Sanhá died on January 9, 2012, and in accordance with the
constitution that provided for new presidential elections
within 90 days, an election was held in April.
2012 Military Cup
On April 12, 2012, the military took power in a coup,
ousted the president and instead deployed a National
Transitional Council to lead the country to new elections.
The coup was conducted between the 1st and 2nd round of
presidential elections in the country, and in May the
military deployed Manuel Serifo Nhamadjo as transitional
president. He had been a candidate in the election and had
received the 3rd most votes.
The military coup was a direct consequence of the 1st
round of elections won by PAIGC's Carlos Gomez Júnior, who
had been prime minister until January. He had previously
spoken out in favor of military reform, which had made him
thoroughly unpopular within this institution. The military
was deeply involved in anesthesia smuggling through the
country and individual officers did not want to lose the
The military coup was condemned both regionally and
internationally, although the military tried to give it
legitimacy by forming a unifying government and involving
both PAIGC and the opposition. The stabilizing troops Angola
and the UN had in the country were withdrawn in June. In
October, a new minor military coup attempt was conducted,
which was turned down. At the end of the year, among other
things, the North American DEA that drug traffic through
Guinea-Bissau was increased in the second half of the year.
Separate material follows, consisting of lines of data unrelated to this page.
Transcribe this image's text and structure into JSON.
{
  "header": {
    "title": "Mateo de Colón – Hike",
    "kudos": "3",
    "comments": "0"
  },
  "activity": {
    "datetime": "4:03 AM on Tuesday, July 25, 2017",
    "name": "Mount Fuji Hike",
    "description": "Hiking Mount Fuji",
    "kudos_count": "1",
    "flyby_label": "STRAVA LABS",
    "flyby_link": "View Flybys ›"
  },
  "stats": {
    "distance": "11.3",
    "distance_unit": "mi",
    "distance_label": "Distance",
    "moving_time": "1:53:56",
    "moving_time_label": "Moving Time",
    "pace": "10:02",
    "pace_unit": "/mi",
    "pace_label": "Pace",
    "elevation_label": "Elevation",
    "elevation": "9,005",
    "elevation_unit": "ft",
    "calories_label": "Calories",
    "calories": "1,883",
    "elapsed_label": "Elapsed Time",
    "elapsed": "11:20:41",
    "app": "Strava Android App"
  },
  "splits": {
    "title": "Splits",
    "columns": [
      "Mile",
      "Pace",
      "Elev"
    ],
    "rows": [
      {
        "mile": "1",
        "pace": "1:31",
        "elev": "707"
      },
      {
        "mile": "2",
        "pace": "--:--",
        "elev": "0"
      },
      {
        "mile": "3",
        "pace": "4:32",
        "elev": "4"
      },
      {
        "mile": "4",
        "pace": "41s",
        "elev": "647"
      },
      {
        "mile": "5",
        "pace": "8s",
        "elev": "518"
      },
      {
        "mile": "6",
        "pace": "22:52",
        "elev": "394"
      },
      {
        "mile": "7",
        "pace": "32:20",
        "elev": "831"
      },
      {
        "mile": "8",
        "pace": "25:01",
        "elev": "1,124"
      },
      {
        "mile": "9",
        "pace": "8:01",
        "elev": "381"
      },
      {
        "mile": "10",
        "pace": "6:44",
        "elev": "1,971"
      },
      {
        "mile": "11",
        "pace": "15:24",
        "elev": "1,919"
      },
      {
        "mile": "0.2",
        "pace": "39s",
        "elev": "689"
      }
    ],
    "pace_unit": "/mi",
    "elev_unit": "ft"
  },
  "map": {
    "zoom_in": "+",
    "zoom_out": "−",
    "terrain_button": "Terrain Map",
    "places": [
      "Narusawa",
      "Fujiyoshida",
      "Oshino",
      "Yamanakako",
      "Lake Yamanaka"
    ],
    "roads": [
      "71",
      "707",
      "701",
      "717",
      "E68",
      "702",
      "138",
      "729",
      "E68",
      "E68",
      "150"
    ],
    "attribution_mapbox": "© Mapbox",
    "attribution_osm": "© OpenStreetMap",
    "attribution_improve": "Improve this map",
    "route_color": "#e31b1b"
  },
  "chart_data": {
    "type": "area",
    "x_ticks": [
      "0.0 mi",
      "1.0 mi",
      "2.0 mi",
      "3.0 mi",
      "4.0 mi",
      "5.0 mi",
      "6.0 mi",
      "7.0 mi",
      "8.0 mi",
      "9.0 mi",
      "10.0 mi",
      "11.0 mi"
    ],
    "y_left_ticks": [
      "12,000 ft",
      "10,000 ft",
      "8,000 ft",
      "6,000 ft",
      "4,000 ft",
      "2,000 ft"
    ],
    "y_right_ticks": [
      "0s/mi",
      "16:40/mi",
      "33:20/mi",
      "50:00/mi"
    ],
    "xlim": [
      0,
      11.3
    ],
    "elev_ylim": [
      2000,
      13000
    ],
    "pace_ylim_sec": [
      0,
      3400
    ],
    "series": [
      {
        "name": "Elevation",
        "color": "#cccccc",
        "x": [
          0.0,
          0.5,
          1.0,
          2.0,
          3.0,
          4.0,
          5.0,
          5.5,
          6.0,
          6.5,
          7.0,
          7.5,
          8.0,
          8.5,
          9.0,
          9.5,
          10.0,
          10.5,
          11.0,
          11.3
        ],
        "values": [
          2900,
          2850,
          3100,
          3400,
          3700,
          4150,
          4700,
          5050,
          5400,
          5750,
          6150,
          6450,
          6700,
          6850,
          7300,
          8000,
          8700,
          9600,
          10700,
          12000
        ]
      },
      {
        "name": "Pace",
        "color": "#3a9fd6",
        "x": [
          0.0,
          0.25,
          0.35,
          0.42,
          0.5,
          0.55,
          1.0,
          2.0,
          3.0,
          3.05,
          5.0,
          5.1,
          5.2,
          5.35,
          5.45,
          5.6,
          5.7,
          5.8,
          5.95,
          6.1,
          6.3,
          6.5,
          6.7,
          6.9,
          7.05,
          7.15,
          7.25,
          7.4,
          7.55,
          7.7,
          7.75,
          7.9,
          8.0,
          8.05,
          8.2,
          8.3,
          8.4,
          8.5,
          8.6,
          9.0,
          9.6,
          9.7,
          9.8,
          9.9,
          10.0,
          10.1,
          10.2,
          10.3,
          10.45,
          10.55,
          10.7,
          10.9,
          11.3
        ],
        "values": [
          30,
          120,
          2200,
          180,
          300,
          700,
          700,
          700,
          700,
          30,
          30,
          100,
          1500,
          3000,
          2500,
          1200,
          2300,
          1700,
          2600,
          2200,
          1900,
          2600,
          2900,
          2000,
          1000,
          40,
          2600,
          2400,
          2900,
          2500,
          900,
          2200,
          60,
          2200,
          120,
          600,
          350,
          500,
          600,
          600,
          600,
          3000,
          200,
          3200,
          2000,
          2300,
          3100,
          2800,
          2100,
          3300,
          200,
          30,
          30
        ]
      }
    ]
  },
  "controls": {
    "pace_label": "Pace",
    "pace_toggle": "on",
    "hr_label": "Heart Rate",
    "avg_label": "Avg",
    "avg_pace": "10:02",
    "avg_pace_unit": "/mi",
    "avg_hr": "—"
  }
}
The country's economy was further weakened during 2013 as
a result of the political crisis and falling prices of
cachewood - an important export product. The country's
teachers went on strike several times throughout the year in
protest of the lack of payroll payments and health workers
conducted a similar 7-day strike in June. The UN envoy to
the country described it as dangerously close to being a
failed state. Attempts to implement military reforms
initiated in 2012 were suspended with the military coup in
After many postponements, presidential and parliamentary
elections were held in April/May 2014. It was won by PAIGC
and its presidential candidate José Mário Vaz. PAIGC
received 48.0% of the vote, but due to the design of the
electoral system, it reached 57 seats and thus a majority in
the 102-seat parliament. However, there was a decline of 10
seats as compared to the 2008 elections. In the first round
of elections, José Mário Vaz got 40.9% of the vote, while
independent candidate Nono Gomez Nabiam got 24.8%. In the
second round in May, Vaz got 61.9%, while Nabiam had to
settle for 38.1%. The turnout was high. 89.3% in the first
round and 78.2% in the second. Vaz had been Minister of
Finance in the Sanha government in 2009, but had been ousted
by the coup in 2012 and exiled in Portugal. He inaugurated
Domingos Simões Pereira in July 2014 as his prime minister.
At its deployment, Vaz promised to focus on reducing poverty
and investment in agricultural production.